Cuma, Eylül 20, 2024

Elektrikli araçlar yeni riskleri beraberinde getiriyor

Aşçı: Benzinli kardeşinden ortalama 250-300 kilogram daha ağır olan elektrikli araçlar kazalarda hem karşı tarafta hem de kendi karoserinde çok daha büyük hasarlara neden oluyor


Çevreci ve ekonomik olduğu belirtilen elektrikli araçların dünya çapında yaygınlaşmasıyla birlikte yeni problemler de ortaya çıkmaya başladı. Geleneksel otomobillerden farklı olan lineer hızlanma ve yüksek ağırlık etkenlerini göz önünde bulundurmak gerektiğini söyleyen Motor Aşin CEO’su Saim Aşçı, “Benzinli kardeşinden ortalama 250-300 kilogram daha ağır olan elektrikli araçlar kazalarda yüksek ağırlıkları nedeniyle hem karşı tarafta hem de kendi karoserinde çok daha büyük hasarlara neden oluyor” dedi.

Mobilite alışkanlıklarının elektrikli araca dönüşüm hızına yetişemediği yorumunda bulunan Aşçı, “Hepimiz benzinli veya dizel araçlar kullanırken son birkaç yılda hızla hayatımıza elektrikli araç gibi bir gerçek girdi. Basit bir örnekle çoğu elektrikli araç sessizliğiyle övünüyor. Yaya koruması için yapay sesler üretilse bile şehir içinde yayalar olarak nasıl bir refleks vereceğimizi halen bilmiyoruz” diye konuştu.


“Elektrikli araç sürücüleri eğitim almalı”

Daha lineer ve etkin hızlanmaya sahip elektrikli araçların kullanım alışkanlığı gerektirdiğinin altını çizen Aşçı devam etti: “100 beygirlik benzinli aracını satıp yerine 200 beygirlik elektrikli araç alan sürücü, sahip olduğu aracın sorumluluğunun bilincinde olmalı. Elektrikli araçlardaki hemen hemen her kazanın yüksek hız-ani hızlanmalar sebebiyle olduğu söyleniyor. Gerekirse bu araçları satan markalar, sürücüleri bilinçlendirecek kısa bir eğitime tabii tutmalı” ifadelerine yer verdi.

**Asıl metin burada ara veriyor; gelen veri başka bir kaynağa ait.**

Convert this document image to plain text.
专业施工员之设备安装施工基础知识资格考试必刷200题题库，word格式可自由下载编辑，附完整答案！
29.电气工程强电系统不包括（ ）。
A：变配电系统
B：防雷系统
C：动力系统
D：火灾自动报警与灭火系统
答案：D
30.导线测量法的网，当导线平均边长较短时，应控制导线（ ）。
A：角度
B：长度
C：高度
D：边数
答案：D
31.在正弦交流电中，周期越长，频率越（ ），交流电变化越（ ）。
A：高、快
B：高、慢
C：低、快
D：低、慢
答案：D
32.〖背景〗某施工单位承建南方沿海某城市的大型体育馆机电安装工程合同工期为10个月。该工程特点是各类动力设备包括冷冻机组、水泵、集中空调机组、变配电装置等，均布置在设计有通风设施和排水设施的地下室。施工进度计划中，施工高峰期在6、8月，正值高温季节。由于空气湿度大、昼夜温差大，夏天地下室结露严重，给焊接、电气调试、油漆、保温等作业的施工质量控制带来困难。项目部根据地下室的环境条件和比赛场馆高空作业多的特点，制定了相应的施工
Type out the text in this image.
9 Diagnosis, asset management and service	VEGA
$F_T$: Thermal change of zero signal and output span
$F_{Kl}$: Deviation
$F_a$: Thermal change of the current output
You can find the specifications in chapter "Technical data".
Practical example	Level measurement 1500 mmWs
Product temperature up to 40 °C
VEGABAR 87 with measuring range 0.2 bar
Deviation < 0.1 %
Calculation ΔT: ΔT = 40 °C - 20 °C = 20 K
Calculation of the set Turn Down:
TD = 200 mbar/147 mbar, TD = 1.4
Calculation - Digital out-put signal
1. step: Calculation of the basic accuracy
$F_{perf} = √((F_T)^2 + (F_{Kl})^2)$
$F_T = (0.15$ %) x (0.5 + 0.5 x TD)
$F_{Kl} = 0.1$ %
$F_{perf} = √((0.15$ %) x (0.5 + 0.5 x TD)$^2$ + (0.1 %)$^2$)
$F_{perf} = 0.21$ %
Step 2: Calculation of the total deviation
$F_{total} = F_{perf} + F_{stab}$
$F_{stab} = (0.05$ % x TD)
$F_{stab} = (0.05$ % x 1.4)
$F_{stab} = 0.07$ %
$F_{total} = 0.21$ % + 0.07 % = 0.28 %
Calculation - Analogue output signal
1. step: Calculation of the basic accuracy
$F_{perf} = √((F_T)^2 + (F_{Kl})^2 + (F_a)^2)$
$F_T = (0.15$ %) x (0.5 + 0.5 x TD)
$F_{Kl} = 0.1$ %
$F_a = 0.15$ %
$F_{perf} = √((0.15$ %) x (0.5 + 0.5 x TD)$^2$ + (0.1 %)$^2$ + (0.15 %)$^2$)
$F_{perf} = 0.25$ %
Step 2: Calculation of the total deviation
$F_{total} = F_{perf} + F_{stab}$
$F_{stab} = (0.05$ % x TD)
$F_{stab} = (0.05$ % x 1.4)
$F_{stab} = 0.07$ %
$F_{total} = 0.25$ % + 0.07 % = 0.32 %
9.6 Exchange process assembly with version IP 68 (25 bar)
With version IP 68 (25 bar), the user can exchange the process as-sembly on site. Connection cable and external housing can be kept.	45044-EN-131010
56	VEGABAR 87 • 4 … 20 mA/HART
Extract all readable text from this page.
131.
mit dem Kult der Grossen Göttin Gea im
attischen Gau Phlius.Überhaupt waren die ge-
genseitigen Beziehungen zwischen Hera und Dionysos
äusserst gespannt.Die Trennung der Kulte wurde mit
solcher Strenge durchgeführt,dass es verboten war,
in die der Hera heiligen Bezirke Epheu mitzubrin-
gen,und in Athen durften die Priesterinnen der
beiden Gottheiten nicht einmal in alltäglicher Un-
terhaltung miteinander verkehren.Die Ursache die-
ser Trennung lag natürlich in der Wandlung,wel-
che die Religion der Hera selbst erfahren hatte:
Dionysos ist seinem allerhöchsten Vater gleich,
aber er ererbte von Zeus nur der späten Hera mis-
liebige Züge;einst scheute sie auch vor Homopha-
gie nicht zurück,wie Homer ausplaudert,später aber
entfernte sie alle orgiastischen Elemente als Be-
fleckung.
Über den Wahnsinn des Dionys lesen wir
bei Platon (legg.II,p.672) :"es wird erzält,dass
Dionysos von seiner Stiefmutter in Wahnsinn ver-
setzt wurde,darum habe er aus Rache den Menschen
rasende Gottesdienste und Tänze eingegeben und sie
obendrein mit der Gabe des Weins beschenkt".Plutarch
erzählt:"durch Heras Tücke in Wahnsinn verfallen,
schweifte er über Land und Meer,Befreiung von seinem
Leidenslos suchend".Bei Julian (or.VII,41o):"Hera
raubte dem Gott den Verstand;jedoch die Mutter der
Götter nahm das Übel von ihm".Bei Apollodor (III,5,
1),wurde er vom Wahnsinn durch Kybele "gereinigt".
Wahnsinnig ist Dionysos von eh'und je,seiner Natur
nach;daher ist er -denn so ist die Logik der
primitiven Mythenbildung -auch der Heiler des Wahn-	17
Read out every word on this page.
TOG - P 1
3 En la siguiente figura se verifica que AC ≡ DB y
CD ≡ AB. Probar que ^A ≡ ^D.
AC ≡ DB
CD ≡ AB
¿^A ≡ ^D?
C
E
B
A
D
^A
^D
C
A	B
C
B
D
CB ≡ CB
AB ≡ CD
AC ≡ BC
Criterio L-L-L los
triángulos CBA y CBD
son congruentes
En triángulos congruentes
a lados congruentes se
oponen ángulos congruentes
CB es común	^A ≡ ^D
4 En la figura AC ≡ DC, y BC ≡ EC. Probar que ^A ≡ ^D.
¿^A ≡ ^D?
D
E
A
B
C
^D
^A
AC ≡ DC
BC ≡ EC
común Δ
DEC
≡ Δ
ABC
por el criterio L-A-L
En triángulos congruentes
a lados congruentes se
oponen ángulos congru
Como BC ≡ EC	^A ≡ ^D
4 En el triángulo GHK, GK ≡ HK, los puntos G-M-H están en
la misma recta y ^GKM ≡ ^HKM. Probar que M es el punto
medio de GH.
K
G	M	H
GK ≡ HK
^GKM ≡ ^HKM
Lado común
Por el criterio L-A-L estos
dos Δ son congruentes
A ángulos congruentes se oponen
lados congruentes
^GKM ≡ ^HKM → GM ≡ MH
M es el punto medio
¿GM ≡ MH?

Elektrikli araçlar kaza esnasında daha çok hasar bırakıyor

Batarya sebebiyle elektrikli araçların konvansiyonel araçlardan ortalama 250-300 kilogram daha ağır olduğunu söyleyen Aşçı, “Elektrikli araçlarda yangın riski benzinli araçlara kıyasla daha düşük olsa da olası bir kaza anında benzinli araçlardaki kadar su tüketimi yeterli olmuyor ve batarya tutuşursa söndürmek için 10 kat daha fazla suya ihtiyaç gerekebiliyor.  Yangın anında lityum-iyon bataryalar özel yağlar, solüsyonlar, battaniyelerle etkili bir biçimde söndürülebiliyor” şeklinde dile getirdi.

Öte yandan yüksek ağırlık faktörünün, kaza esnasında karşı taraftaki araçlara ve nesnelere daha yüksek hasar bırakma potansiyelini de beraberinde getirdiğine dikkat çeken Aşçı, “Aynı şekilde kazaya karışan elektrikli aracın kendisi de daha yüksek hasarla baş etmek durumunda kalıyor. Hasar sonrasında batarya ve elektrikli motorun onarımının mümkün olmaması ise yüksek onarım maliyetlerini ve dolayısıyla yüksek kasko sigortası primlerini ortaya çıkarıyor” açıklamasında bulundu.